Dáil debates

Wednesday, 21 January 2015

Workplace Relations Bill 2014: Report Stage (Resumed) and Final Stage

 

3:05 pm

Photo of Richard BrutonRichard Bruton (Dublin North Central, Fine Gael) | Oireachtas source

Amendment No. 14 is not appropriate as section 7(2) provides for the criminal liability of certain persons connected with a body corporate in certain circumstances in the case of offences under the Bill. Extending liability for the debts of a solvent company through the officers of a company would, I am advised by the Attorney General, be constitutionally suspect and represent a major departure in company law. The overriding principle of company law is that a director’s duties are owed to the company, not to individual shareholders or employees. If there is a breach of duty on their part which causes damage to the company, they can be sued and held liable for damages. Claims can be brought by shareholders or financial institutions or on a director versus director basis.

Liability may arise from lack of care and skill in the performance of a director’s duties, negligent advice or misstatement, any act which goes beyond the limits of the company’s constitution such as extensive borrowing, unauthorised payments, a failure to disclose the full extent of the director’s interests or a failure to comply with requirements that may involve a director or an officer in a personal liability. Company law penalties vary from restriction or disqualification orders to fines and periods of imprisonment.

The Companies Bill 2012 provides for a four-tier categorisation of most offences, with the exception of fraudulent trading and market abuse. The Bill also contains a new provision in section 872 whereby, following conviction for an offence under the companies Act, the trial judge may order that the convicted person should remedy any breach of the companies Act with which he or she was connected.

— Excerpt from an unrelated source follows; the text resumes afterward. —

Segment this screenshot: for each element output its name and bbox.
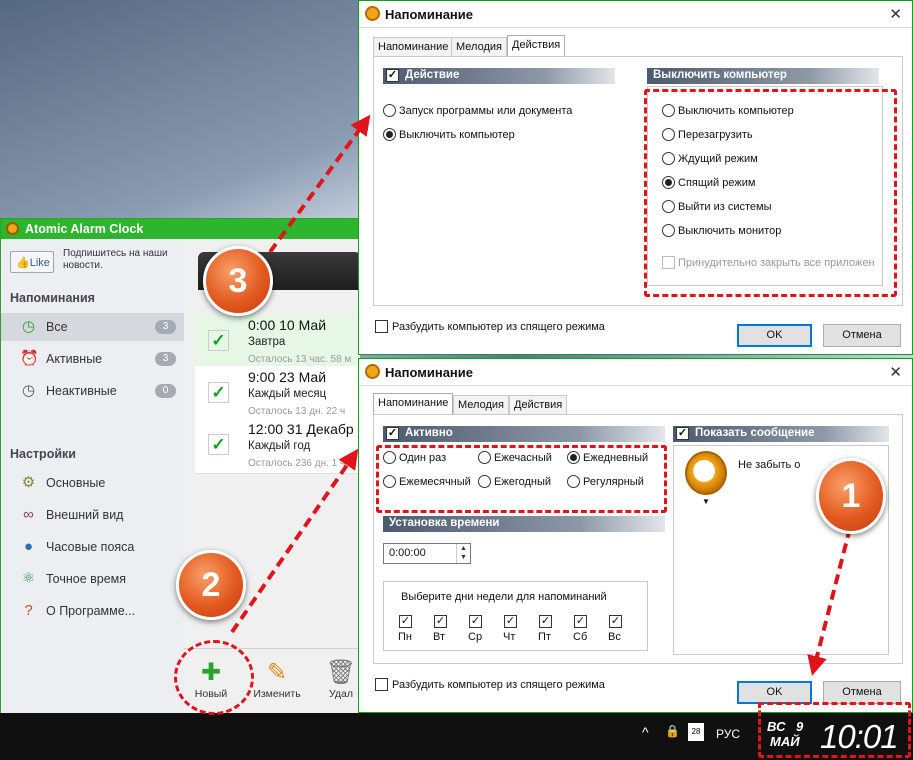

In effect, the provision of the Companies Bill is more constitutionally robust rewording of section 3(8)(iii) of the 1963 Act, as amended in 2001. From a company law perspective, the proposed amendment challenges the entire principle of company law. If it were to be implemented, the doctrine of separate legal personality would become an exception rather than the rule. Having regard to the foregoing, I am not going to accept this amendment. In the Seanad I will be introducing an amendment to make it an offence to refuse to pay unless the respondent can show he or she is not in a position to pay. Prosecution is also possible under section 7 for conniving. This series of powers and offences goes some of the way, if not all of the way, to meeting the Deputy's concerns.